BMA SALON AND BMA SCREENING ROOM
New Digital Platforms Provide Direct Support to Baltimore-Based Artists, Galleries, and Collectives at tomorrows.artbma.org
The BMA Salon launches with 11 online exhibitions developed by Baltimore-based galleries and artist collectives. The presentations include images and details about the featured artworks available for purchase, background on the presenting organization, and contact details to access further information. Each gallery and collective will handle their own transactions and keep the proceeds in full. The BMA Salon was established with the vision to cultivate new audiences for participants and enhance their networks. The BMA has provided each participant with $2,500 as an organizing fee to support their work in creating the presentations. Nine other organizations will be added to the website in mid July.
The BMA Screening Room debuts with 48 video works created by 21 Baltimore-based and Baltimore-born artists. The works will live as part of an evolving online repository, providing increased exposure for the artists during a moment when there are few exhibition opportunities and offering the museum’s audiences new dynamic content with which to engage. The BMA has also paid each participating artist a licensing fee, ranging from $500 to $750, to feature their work as part of the new platform. The BMA Screening Room is slated to feature 50 artists, adding artists and videos through time.
PARTICIPANTS:
The first group of exhibitions are organized by Galerie Myrtis, as they lay, Creative Alliance, Current Space, Goya Contemporary Gallery, St. Charles Projects, springsteen, C. Grimaldis Gallery, ICA Baltimore, I ’sindikit I, and Resort. The BMA Salon will highlight one presentation each week, while also including content from the other galleries and collectives.The second group of organizations to be featured in mid-July are Catalyst Contemporary, Black Arts District, Connect + Collect, Mono Practice, Press Press, Gallery About Nothing, Eubie Blake Cultural Center Gallery, Waller Gallery, and The Parlour.

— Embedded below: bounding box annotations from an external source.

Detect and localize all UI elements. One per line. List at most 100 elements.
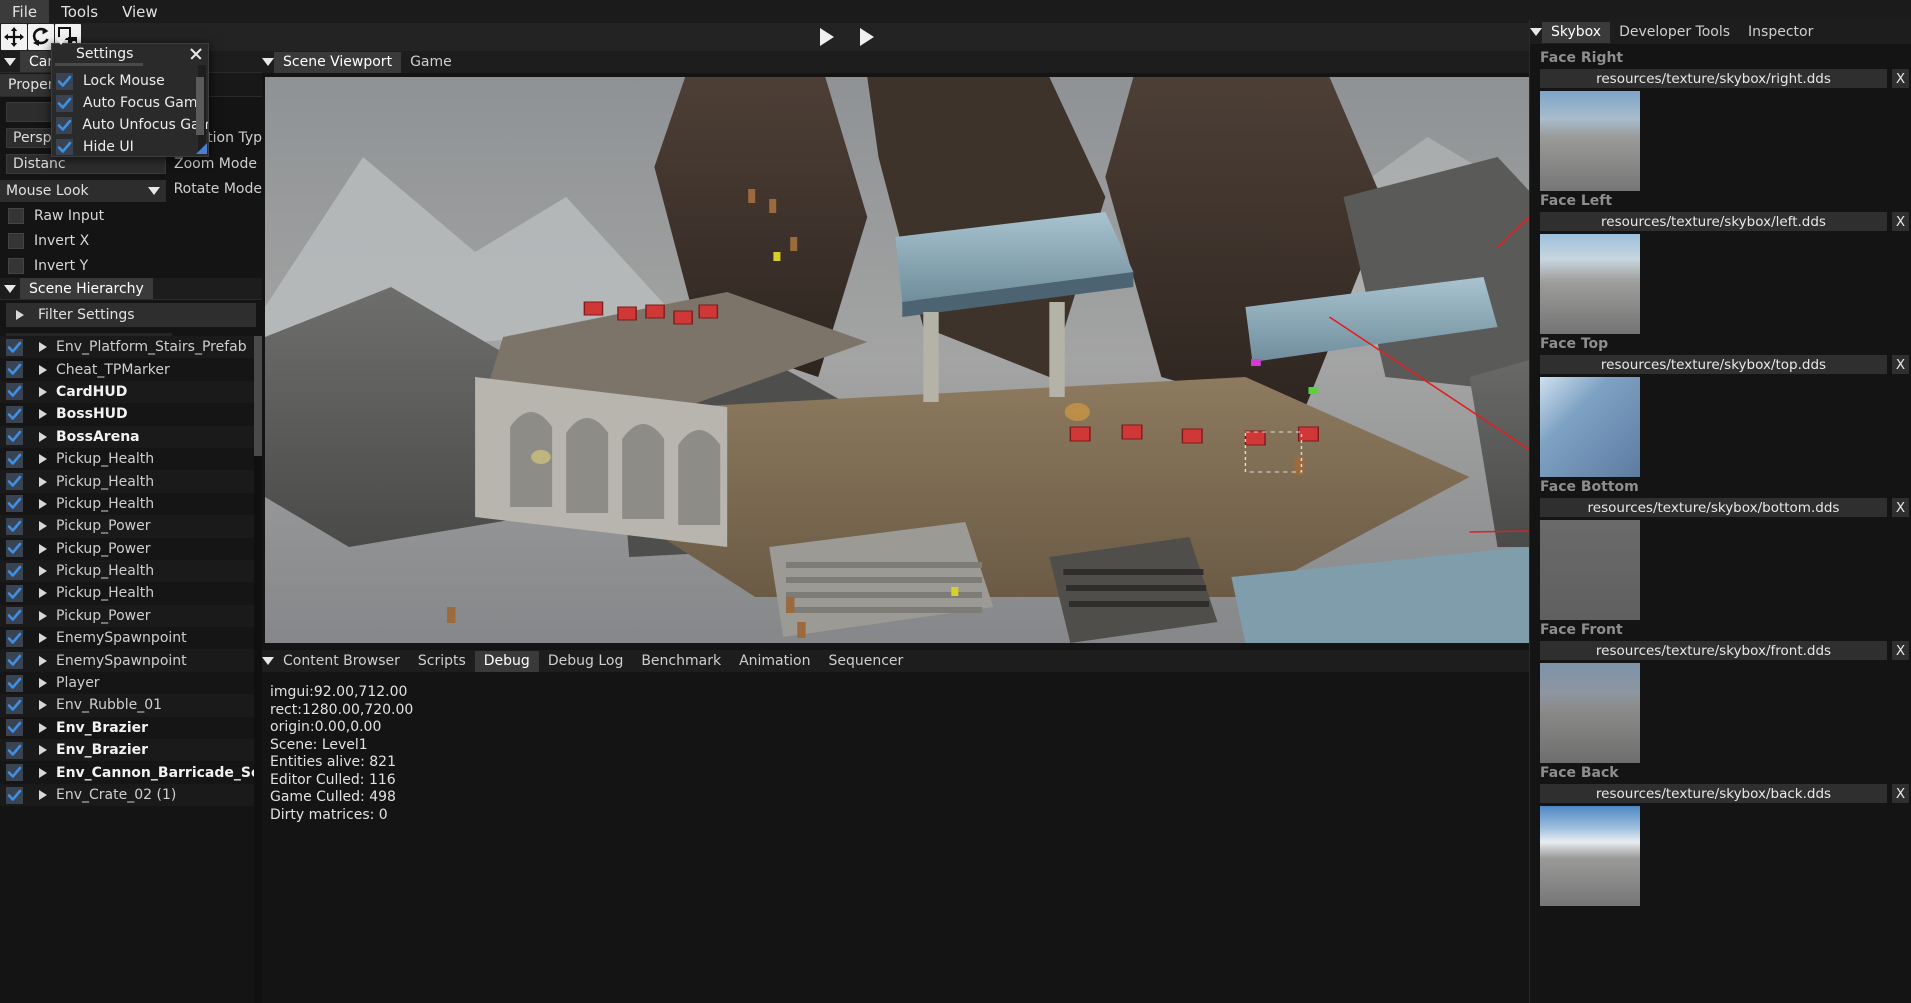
hierarchy-row[interactable]: Pickup_Power — [0, 515, 254, 537]
hierarchy-row[interactable]: BossArena — [0, 426, 254, 448]
mouse-look-combo[interactable]: Mouse Look — [0, 180, 166, 202]
settings-popup-scrollbar[interactable] — [198, 65, 206, 153]
chevron-right-icon[interactable] — [39, 588, 47, 598]
chevron-right-icon[interactable] — [39, 477, 47, 487]
chevron-right-icon[interactable] — [39, 790, 47, 800]
chevron-right-icon[interactable] — [39, 566, 47, 576]
debug-panel-menu-icon[interactable] — [262, 657, 274, 665]
tab-scene-hierarchy[interactable]: Scene Hierarchy — [20, 278, 153, 299]
hierarchy-visibility-checkbox[interactable] — [6, 563, 23, 580]
settings-option-1[interactable]: Auto Focus Game — [52, 92, 208, 114]
skybox-face-path-input[interactable]: resources/texture/skybox/right.dds — [1540, 69, 1887, 88]
chevron-right-icon[interactable] — [39, 432, 47, 442]
hierarchy-visibility-checkbox[interactable] — [6, 697, 23, 714]
skybox-face-clear-button[interactable]: X — [1892, 69, 1909, 88]
chevron-right-icon[interactable] — [39, 409, 47, 419]
hierarchy-scrollbar[interactable] — [254, 336, 262, 1003]
skybox-face-thumbnail[interactable] — [1540, 234, 1640, 334]
skybox-face-path-input[interactable]: resources/texture/skybox/top.dds — [1540, 355, 1887, 374]
skybox-face-thumbnail[interactable] — [1540, 806, 1640, 906]
skybox-face-path-input[interactable]: resources/texture/skybox/left.dds — [1540, 212, 1887, 231]
invert-x-row[interactable]: Invert X — [0, 230, 262, 252]
tab-debug-log[interactable]: Debug Log — [539, 651, 633, 672]
invert-x-checkbox[interactable] — [8, 233, 24, 249]
close-icon[interactable] — [189, 47, 203, 61]
settings-option-2[interactable]: Auto Unfocus Gam — [52, 114, 208, 136]
resize-grip-icon[interactable] — [196, 143, 207, 154]
hierarchy-row[interactable]: Pickup_Health — [0, 493, 254, 515]
hierarchy-visibility-checkbox[interactable] — [6, 675, 23, 692]
hierarchy-visibility-checkbox[interactable] — [6, 585, 23, 602]
menu-file[interactable]: File — [0, 0, 49, 23]
hierarchy-row[interactable]: Pickup_Health — [0, 448, 254, 470]
chevron-right-icon[interactable] — [39, 633, 47, 643]
invert-y-row[interactable]: Invert Y — [0, 255, 262, 277]
hierarchy-panel-menu-icon[interactable] — [0, 278, 20, 300]
settings-popup-titlebar[interactable]: Settings — [52, 44, 208, 63]
chevron-right-icon[interactable] — [39, 745, 47, 755]
hierarchy-row[interactable]: Env_Brazier — [0, 717, 254, 739]
hierarchy-visibility-checkbox[interactable] — [6, 383, 23, 400]
settings-option-checkbox[interactable] — [56, 95, 73, 112]
hierarchy-row[interactable]: Pickup_Health — [0, 560, 254, 582]
hierarchy-row[interactable]: EnemySpawnpoint — [0, 649, 254, 671]
raw-input-checkbox[interactable] — [8, 208, 24, 224]
viewport-panel-menu-icon[interactable] — [262, 58, 274, 66]
tab-content-browser[interactable]: Content Browser — [274, 651, 409, 672]
settings-option-0[interactable]: Lock Mouse — [52, 70, 208, 92]
skybox-face-thumbnail[interactable] — [1540, 663, 1640, 763]
settings-option-checkbox[interactable] — [56, 139, 73, 156]
settings-popup-menu-icon[interactable] — [55, 45, 71, 63]
chevron-right-icon[interactable] — [39, 387, 47, 397]
settings-option-checkbox[interactable] — [56, 73, 73, 90]
settings-option-3[interactable]: Hide UI — [52, 136, 208, 155]
raw-input-row[interactable]: Raw Input — [0, 205, 262, 227]
chevron-right-icon[interactable] — [39, 454, 47, 464]
skybox-face-path-input[interactable]: resources/texture/skybox/front.dds — [1540, 641, 1887, 660]
hierarchy-row[interactable]: Pickup_Power — [0, 538, 254, 560]
skybox-face-path-input[interactable]: resources/texture/skybox/bottom.dds — [1540, 498, 1887, 517]
tab-debug[interactable]: Debug — [475, 651, 539, 672]
chevron-right-icon[interactable] — [39, 365, 47, 375]
menu-view[interactable]: View — [110, 0, 170, 23]
chevron-right-icon[interactable] — [39, 521, 47, 531]
hierarchy-visibility-checkbox[interactable] — [6, 742, 23, 759]
skybox-face-clear-button[interactable]: X — [1892, 641, 1909, 660]
skybox-face-clear-button[interactable]: X — [1892, 355, 1909, 374]
chevron-right-icon[interactable] — [39, 768, 47, 778]
hierarchy-visibility-checkbox[interactable] — [6, 719, 23, 736]
skybox-panel-menu-icon[interactable] — [1530, 28, 1542, 36]
hierarchy-row[interactable]: Player — [0, 672, 254, 694]
hierarchy-visibility-checkbox[interactable] — [6, 607, 23, 624]
skybox-face-clear-button[interactable]: X — [1892, 784, 1909, 803]
hierarchy-row[interactable]: Pickup_Power — [0, 605, 254, 627]
hierarchy-row[interactable]: EnemySpawnpoint — [0, 627, 254, 649]
hierarchy-row[interactable]: Env_Cannon_Barricade_Set — [0, 761, 254, 783]
hierarchy-visibility-checkbox[interactable] — [6, 540, 23, 557]
settings-option-checkbox[interactable] — [56, 117, 72, 134]
chevron-right-icon[interactable] — [39, 342, 47, 352]
tab-sequencer[interactable]: Sequencer — [819, 651, 912, 672]
move-tool-icon[interactable] — [1, 24, 27, 50]
chevron-right-icon[interactable] — [39, 544, 47, 554]
play-step-button[interactable] — [856, 25, 878, 49]
hierarchy-visibility-checkbox[interactable] — [6, 406, 23, 423]
play-button[interactable] — [816, 25, 838, 49]
chevron-right-icon[interactable] — [39, 700, 47, 710]
skybox-face-clear-button[interactable]: X — [1892, 212, 1909, 231]
distance-field[interactable]: Distanc — [6, 154, 166, 174]
hierarchy-visibility-checkbox[interactable] — [6, 787, 23, 804]
tab-inspector[interactable]: Inspector — [1739, 22, 1822, 43]
hierarchy-row[interactable]: Cheat_TPMarker — [0, 358, 254, 380]
hierarchy-visibility-checkbox[interactable] — [6, 428, 23, 445]
chevron-right-icon[interactable] — [39, 611, 47, 621]
skybox-face-thumbnail[interactable] — [1540, 377, 1640, 477]
hierarchy-row[interactable]: CardHUD — [0, 381, 254, 403]
chevron-right-icon[interactable] — [39, 723, 47, 733]
hierarchy-row[interactable]: Env_Brazier — [0, 739, 254, 761]
hierarchy-row[interactable]: Pickup_Health — [0, 582, 254, 604]
skybox-face-path-input[interactable]: resources/texture/skybox/back.dds — [1540, 784, 1887, 803]
hierarchy-row[interactable]: Env_Platform_Stairs_Prefab — [0, 336, 254, 358]
tab-scene-viewport[interactable]: Scene Viewport — [274, 52, 401, 73]
hierarchy-visibility-checkbox[interactable] — [6, 495, 23, 512]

Artists selected for the launch of the BMA Screening Room are Rahne Alexander, Abdu Ali and Karryl Eugene of as they lay, Stephanie Barber, Mollye Bendell, Erick Antonio Benitez, Nicoletta Daríta de la Brown, Emily Eaglin, Tanya Garcia + Juan Ortiz, Nia Hampton, Chung-Wei Huang, Nia June, Jaimes Mayhew, Meredith Moore, Devin N. Morris, Clifford Owens, Margaret Rorison, Jules Rosskam, Lendl Tellington, Stephanie J. Williams, Caroline Xia + Kim Enubi + Joseph Lee, and Monsieur Zohore. Among the many works presented are Rito del sol by Erick Antonio Benitez; Dance, Dance, Evolution by Jules Rosskam, Momma’s Cat by Lendl Tellington; Imagining As A Praxis by as they lay; and Midnight Carnival by Chung-Wei Huang.
WHEN:
Launched June 10, 2020 and is ongoing.
WHERE:
All of the content is available on the BMA’s The Necessity of Tomorrow(s) website at tomorrows.artbma.org.
ABOUT THE INITIATIVES:
On May 27, The Baltimore Museum of Art (BMA) announced that it was launching three new initiatives to provide direct support to Baltimore-based artists, galleries, and communities: BMA Salon, BMA Screening Room, and BMA Studio. The initiatives provide some immediate financial relief to local artists and businesses, develop new platforms of visibility to ensure the longer-term success of Baltimore’s arts ecology, and extend participatory opportunities to populations that do not have ready access to digital content. The development of these programs grows out of the BMA’s popular, ongoing speaker series, The Necessity of Tomorrow(s), which was established to imagine futures that embrace issues of social justice, equity, and creative practice. The BMA’s new initiatives actualize the series’ core principles and respond to the needs of the current moment through creative endeavor, furthering the museum’s role as a cultural collaborator and civic leader. A link to the announcement release is available here.
THE BALTIMORE MUSEUM OF ART
Founded in 1914, The Baltimore Museum of Art is a major cultural destination recognized for engaging diverse audiences through dynamic exhibitions and innovative educational and community outreach programs. The BMA’s internationally renowned collection of 95,000 objects encompasses more than 1,000 works by Henri Matisse anchored by the famed Cone Collection of modern art, as well as one of the nation’s finest holdings of prints, drawings, and photographs. The galleries showcase an exceptional collection of art from Africa; important works by established and emerging contemporary artists; outstanding European and American paintings, sculpture, and decorative arts; significant artworks from China; ancient Antioch mosaics; and exquisite textiles from around the world. The 210,000-square-foot museum is also distinguished by a grand historic building designed in the 1920s by renowned American architect John Russell Pope and two beautifully landscaped gardens featuring an array of 20th-century sculpture. The BMA is located in Charles Village, three miles north of the Inner Harbor, and is adjacent to the main campus of Johns Hopkins University. General admission to the BMA is free so that everyone can enjoy the power of art.